Чертыхнешься про себя поначалу, вот, мол, удумал, и так сил нет никаких, а тут еще петь надо. Однако песня уже звучит, набирает силу. «Безусые комбаты ведут своих орлят…» И откуда что берется! Шаг становится тверже. Будто второе дыхание появилось. И жара вроде схлынула, как бы свежестью потянуло. Приободрились курсанты, повеселели. Знай себе чеканят шаг под мелодию. Великое дело в нашей службе песня, музыка!
Ермашенко сделал небольшую паузу и спокойно закончил:
— Утомил я вас, наверно, разговорами. Пусть лучше товарищ Карпухин нам сыграет, — он подал Генке скрипку и сел на свое место.
Генка бережно принял из рук командира инструмент.
— Спасибо вам, товарищ гвардии капитан, за такие слова о музыке, — сказал он, поднявшись из-за стола.

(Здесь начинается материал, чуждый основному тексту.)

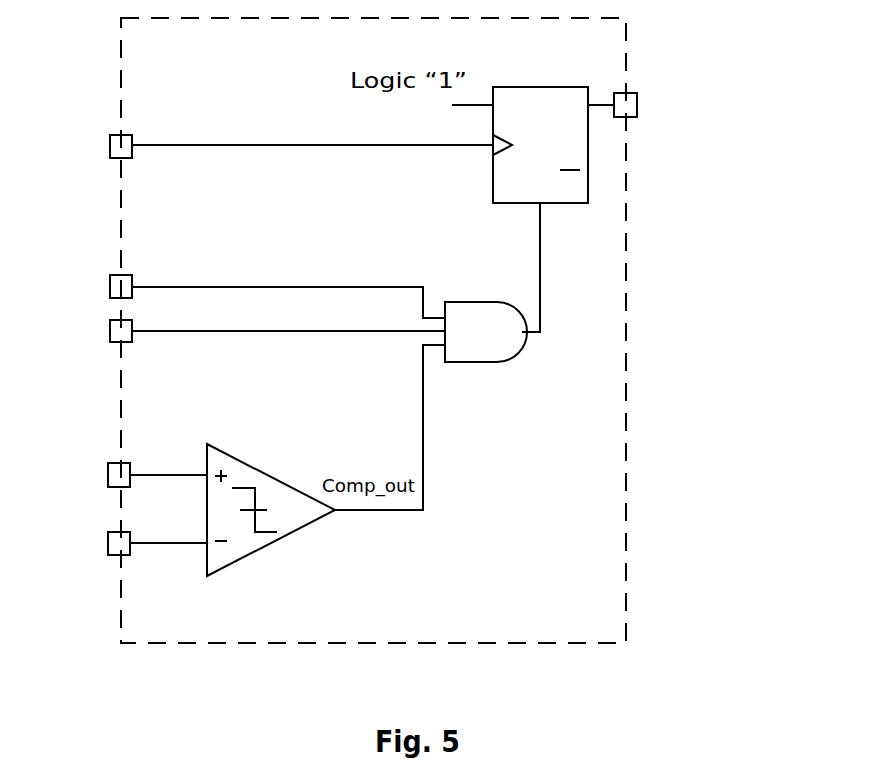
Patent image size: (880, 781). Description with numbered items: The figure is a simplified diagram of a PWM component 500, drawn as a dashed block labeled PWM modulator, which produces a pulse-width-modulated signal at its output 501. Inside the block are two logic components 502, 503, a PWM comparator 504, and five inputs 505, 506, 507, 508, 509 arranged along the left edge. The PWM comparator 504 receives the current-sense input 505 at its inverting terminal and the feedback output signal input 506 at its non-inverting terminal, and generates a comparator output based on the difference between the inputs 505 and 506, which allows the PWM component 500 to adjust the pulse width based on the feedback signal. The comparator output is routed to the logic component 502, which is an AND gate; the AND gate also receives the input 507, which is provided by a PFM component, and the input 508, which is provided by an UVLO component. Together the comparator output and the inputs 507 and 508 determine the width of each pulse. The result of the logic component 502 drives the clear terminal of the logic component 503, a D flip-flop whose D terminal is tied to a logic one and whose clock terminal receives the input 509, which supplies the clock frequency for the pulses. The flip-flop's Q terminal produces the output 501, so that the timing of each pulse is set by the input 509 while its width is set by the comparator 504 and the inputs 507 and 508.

The PWM component 500 is at (665, 603).
The output 501 is at (658, 62).
The logic component 502 is at (488, 363).
The logic component 503 is at (577, 204).
The PWM comparator 504 is at (233, 453).
The input 505 is at (108, 557).
The input 506 is at (108, 466).
The input 507 is at (110, 344).
The input 508 is at (110, 276).
The input 509 is at (110, 160).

Он прижал подбородком к левому плечу деку скрипки и осторожно тронул смычком струны. Скрипка отозвалась протяжной, чуть грустной мелодией. Она запела о соловьях, которым вовсе не следовало тревожить солдатские сны, потому что и без них бойцам не до сна: гремят орудия, строчат пулеметы — идет война. Но что война для соловья? Соловью, ошалевшему от весны, от парного духа земли, от пробудившейся после долгого зимнего сна природы, нет никакого дела ни до войны, ни до солдатского сна. В мире есть только его соловьиная песня, и он, забыв, что идут бои, щедро одаряет ею всю округу.